Eine breite Grube wurde ausgehoben. Als sie fertig war, stand den Männern der Schweiß auf der Stirn.
„In diesen Höhen fällt sogar eine leichte Arbeit schwer“, sagte Stenmark. „Wie kann man da noch in Silberminen schuften! Das hält ja nicht mal ein Ochse aus.“
„Die armen Kerle müssen es aushalten“, sagte Hasard, „aber irgendwann brechen sie zusammen.“
Selbst dem hünenhaften Pater David stand der Schweiß auf der Stirn, als die Grube ausgehoben war. Er schnaufte, genau wie der Profos, der überrascht war, daß er bei einer leichten Arbeit schon kurzatmig wurde.
Einer nach dem anderen wurde in die Grube gelegt. Dann wurde Erde darüber geschüttet und die restliche Erde im Umkreis so verteilt, daß keine Spuren mehr zu erkennen waren.
„Jetzt noch zehn Baumstämme“, stöhnte der Profos, „das wird nochmal eine üble Plackerei.“
„Das geht aber nicht anders, Ed. Wenn die Stämme hier liegenbleiben, ist das genauso verräterisch, als hätten wir die Dons hier liegen lassen.“
„Stimmt, Sir. Also ran an die Arbeit. Wohin mit den Dingern?“
„Zur anderen Seite in die kleine Senke.“
Als sie die Baumstämme zu der kleinen Mulde schleppten, schüttelte der Profos den Kopf.

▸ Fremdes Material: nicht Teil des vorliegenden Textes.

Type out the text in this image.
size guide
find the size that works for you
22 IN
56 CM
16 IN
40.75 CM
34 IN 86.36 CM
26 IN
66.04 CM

„Die sind für sechs Mann fast zu schwer. Stell dir vor, Dan, wir wären an die Dinger gefesselt und müßten sie von Arica bis nach Potosi schleppen. Da bricht man ja unterwegs schon zusammen.“
„Und dann kriegst du noch ständig die Peitsche ins Kreuz“, sagte Dan grimmig. „Das mußt du dir noch dazu vorstellen, dann weißt du, wie einem Indio zumute ist.“
„Und nach dieser Plackerei ist dein Leben so gut wie zu Ende, denn dann landest du in den Minen, ausgelaugt und halbtot. Und dort prügeln sie weiter auf dich ein.“
Diese Vorstellung darf man gar nicht zu Ende denken, überlegte Dan, sonst kann einem übel werden.

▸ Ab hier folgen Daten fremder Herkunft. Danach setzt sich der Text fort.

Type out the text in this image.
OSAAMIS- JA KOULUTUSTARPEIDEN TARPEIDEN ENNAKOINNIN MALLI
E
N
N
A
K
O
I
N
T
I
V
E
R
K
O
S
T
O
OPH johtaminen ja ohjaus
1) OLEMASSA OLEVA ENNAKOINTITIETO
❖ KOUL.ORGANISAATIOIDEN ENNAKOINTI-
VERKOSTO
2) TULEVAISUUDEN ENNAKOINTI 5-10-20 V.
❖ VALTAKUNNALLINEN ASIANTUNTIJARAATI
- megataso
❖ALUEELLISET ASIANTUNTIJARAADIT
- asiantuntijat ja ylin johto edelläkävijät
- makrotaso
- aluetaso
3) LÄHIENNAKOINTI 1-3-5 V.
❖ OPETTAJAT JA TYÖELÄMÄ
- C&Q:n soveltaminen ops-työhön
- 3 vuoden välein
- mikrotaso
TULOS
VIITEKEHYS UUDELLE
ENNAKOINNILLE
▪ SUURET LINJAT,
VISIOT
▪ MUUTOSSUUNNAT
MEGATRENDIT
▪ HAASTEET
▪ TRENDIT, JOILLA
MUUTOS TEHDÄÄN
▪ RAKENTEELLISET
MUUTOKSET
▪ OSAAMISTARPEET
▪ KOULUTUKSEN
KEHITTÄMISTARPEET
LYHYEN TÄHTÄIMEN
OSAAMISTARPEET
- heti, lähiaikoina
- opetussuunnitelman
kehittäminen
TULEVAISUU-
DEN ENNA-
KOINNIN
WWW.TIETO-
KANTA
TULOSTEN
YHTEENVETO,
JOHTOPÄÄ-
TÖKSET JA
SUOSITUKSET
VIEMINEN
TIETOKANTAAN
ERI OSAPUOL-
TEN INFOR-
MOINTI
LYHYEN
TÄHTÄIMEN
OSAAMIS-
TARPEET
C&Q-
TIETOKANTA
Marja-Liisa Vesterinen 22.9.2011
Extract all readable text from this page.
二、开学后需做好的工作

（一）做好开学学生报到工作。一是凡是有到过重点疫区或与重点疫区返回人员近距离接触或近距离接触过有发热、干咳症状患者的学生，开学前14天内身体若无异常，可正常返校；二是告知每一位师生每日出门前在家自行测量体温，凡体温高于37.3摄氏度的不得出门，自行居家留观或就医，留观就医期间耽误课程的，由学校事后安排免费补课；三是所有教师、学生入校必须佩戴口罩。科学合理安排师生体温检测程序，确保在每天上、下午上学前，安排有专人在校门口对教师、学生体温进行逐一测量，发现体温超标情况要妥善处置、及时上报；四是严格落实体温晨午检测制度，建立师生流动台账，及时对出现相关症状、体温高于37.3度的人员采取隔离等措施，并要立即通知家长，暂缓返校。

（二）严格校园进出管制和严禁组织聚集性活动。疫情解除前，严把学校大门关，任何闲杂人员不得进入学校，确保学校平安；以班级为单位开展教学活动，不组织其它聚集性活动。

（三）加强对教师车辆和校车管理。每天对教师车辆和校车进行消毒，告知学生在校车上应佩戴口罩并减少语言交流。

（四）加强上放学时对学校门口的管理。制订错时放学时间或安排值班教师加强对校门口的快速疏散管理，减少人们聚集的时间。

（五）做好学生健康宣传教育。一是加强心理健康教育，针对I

Wieder wurde eine breite, aber nicht sehr tiefe Grube ausgehoben.
Die beiden Padres standen vor dem Grab der Soldaten und sprachen ein kurzes Gebet.
„Möge der Herr im Himmel euch armen Sünder die Schandtaten verzeihen, die ihr hier auf Erden angerichtet habt“, sagte Pater Aloysius mit seiner tiefen Stimme.

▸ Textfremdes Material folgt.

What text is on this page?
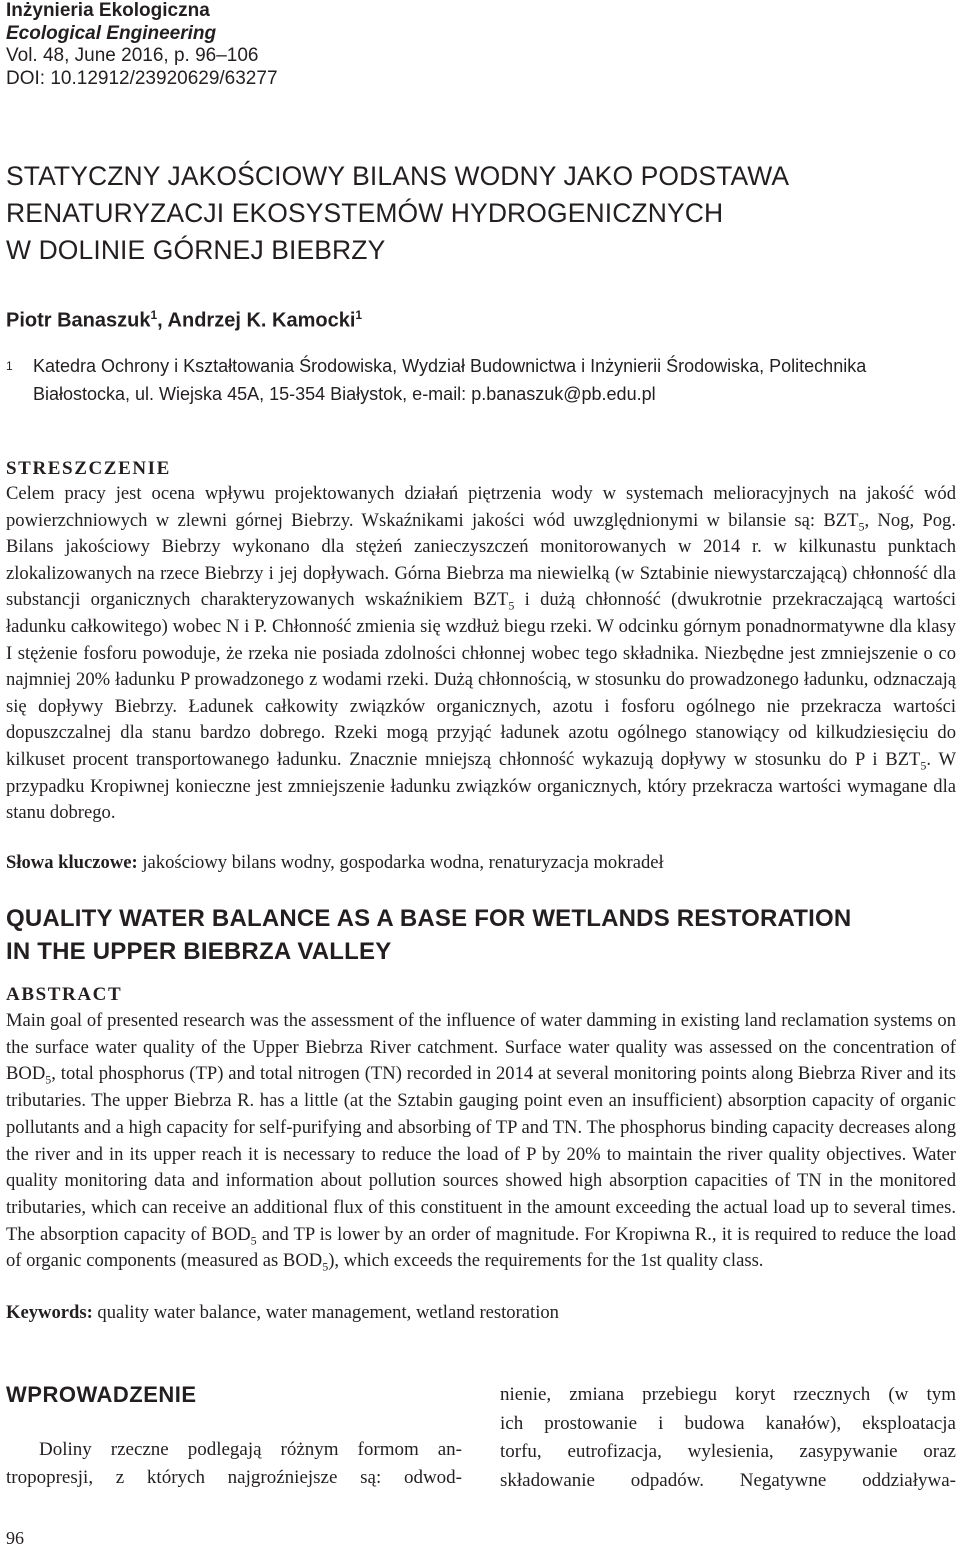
Inżynieria Ekologiczna
Ecological Engineering
Vol. 48, June 2016, p. 96–106
DOI: 10.12912/23920629/63277
STATYCZNY JAKOŚCIOWY BILANS WODNY JAKO PODSTAWA
RENATURYZACJI EKOSYSTEMÓW HYDROGENICZNYCH
W DOLINIE GÓRNEJ BIEBRZY
Piotr Banaszuk$^1$, Andrzej K. Kamocki$^1$
1 Katedra Ochrony i Kształtowania Środowiska, Wydział Budownictwa i Inżynierii Środowiska, Politechnika
Białostocka, ul. Wiejska 45A, 15-354 Białystok, e-mail: p.banaszuk@pb.edu.pl
STRESZCZENIE
Celem pracy jest ocena wpływu projektowanych działań piętrzenia wody w systemach melioracyjnych na jakość wód powierzchniowych w zlewni górnej Biebrzy. Wskaźnikami jakości wód uwzględnionymi w bilansie są: $BZT_5$, Nog, Pog. Bilans jakościowy Biebrzy wykonano dla stężeń zanieczyszczeń monitorowanych w 2014 r. w kilkunastu punktach zlokalizowanych na rzece Biebrzy i jej dopływach. Górna Biebrza ma niewielką (w Sztabinie niewystarczającą) chłonność dla substancji organicznych charakteryzowanych wskaźnikiem $BZT_5$ i dużą chłonność (dwukrotnie przekraczającą wartości ładunku całkowitego) wobec N i P. Chłonność zmienia się wzdłuż biegu rzeki. W odcinku górnym ponadnormatywne dla klasy I stężenie fosforu powoduje, że rzeka nie posiada zdolności chłonnej wobec tego składnika. Niezbędne jest zmniejszenie o co najmniej 20% ładunku P prowadzonego z wodami rzeki. Dużą chłonnością, w stosunku do prowadzonego ładunku, odznaczają się dopływy Biebrzy. Ładunek całkowity związków organicznych, azotu i fosforu ogólnego nie przekracza wartości dopuszczalnej dla stanu bardzo dobrego. Rzeki mogą przyjąć ładunek azotu ogólnego stanowiący od kilkudziesięciu do kilkuset procent transportowanego ładunku. Znacznie mniejszą chłonność wykazują dopływy w stosunku do P i $BZT_5$. W przypadku Kropiwnej konieczne jest zmniejszenie ładunku związków organicznych, który przekracza wartości wymagane dla stanu dobrego.
Słowa kluczowe: jakościowy bilans wodny, gospodarka wodna, renaturyzacja mokradeł
QUALITY WATER BALANCE AS A BASE FOR WETLANDS RESTORATION
IN THE UPPER BIEBRZA VALLEY
ABSTRACT
Main goal of presented research was the assessment of the influence of water damming in existing land reclamation systems on the surface water quality of the Upper Biebrza River catchment. Surface water quality was assessed on the concentration of $BOD_5$, total phosphorus (TP) and total nitrogen (TN) recorded in 2014 at several monitoring points along Biebrza River and its tributaries. The upper Biebrza R. has a little (at the Sztabin gauging point even an insufficient) absorption capacity of organic pollutants and a high capacity for self-purifying and absorbing of TP and TN. The phosphorus binding capacity decreases along the river and in its upper reach it is necessary to reduce the load of P by 20% to maintain the river quality objectives. Water quality monitoring data and information about pollution sources showed high absorption capacities of TN in the monitored tributaries, which can receive an additional flux of this constituent in the amount exceeding the actual load up to several times. The absorption capacity of $BOD_5$ and TP is lower by an order of magnitude. For Kropiwna R., it is required to reduce the load of organic components (measured as $BOD_5$), which exceeds the requirements for the 1st quality class.
Keywords: quality water balance, water management, wetland restoration
WPROWADZENIE
Doliny rzeczne podlegają różnym formom an-
tropopresji, z których najgroźniejsze są: odwod-
nienie, zmiana przebiegu koryt rzecznych (w tym
ich prostowanie i budowa kanałów), eksploatacja
torfu, eutrofizacja, wylesienia, zasypywanie oraz
składowanie odpadów. Negatywne oddziaływa-
96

„Amen“, fügte Pater David hinzu.
Als auch die Baumstämme unter der Erde verschwunden waren, war es bereits Nachmittag.
Sie überzeugten sich noch einmal gründlich davon, daß alle Spuren verwischt waren. Es gab nichts Auffälliges mehr zu sehen.
„Dann ziehen wir weiter“, sagte Hasard. „Es besteht jetzt natürlich die Möglichkeit, daß wir wieder auf Spanier stoßen! Wir müssen also immer gut aufpassen.“
Carberry vergewisserte sich inzwischen, ob sein „Diegolein“ auch gut bepackt war, damit die Lasten nicht an seinem Kreuz scheuerten. Er fand alles in Ordnung – bis auf das dämliche Grinsen, das der Halbesel wieder drauf hatte. Er grinste Carberry regelrecht an und nickte dazu ständig. Aber er hatte sich in den letzten Tagen lammfromm verhalten und war auch nicht mehr so tückisch.
„So, jetzt geht’s weiter, du Furztrompeter“, sagte Carberry. „Benimm dich auch in Zukunft anständig.“
Diego nickte immer noch, dann erfolgte wieder das sattsam bekannte Donnern, das die Männer zusammenzucken ließ. Ein recht merkwürdiges Vieh war das schon, das konnte niemand abstreiten.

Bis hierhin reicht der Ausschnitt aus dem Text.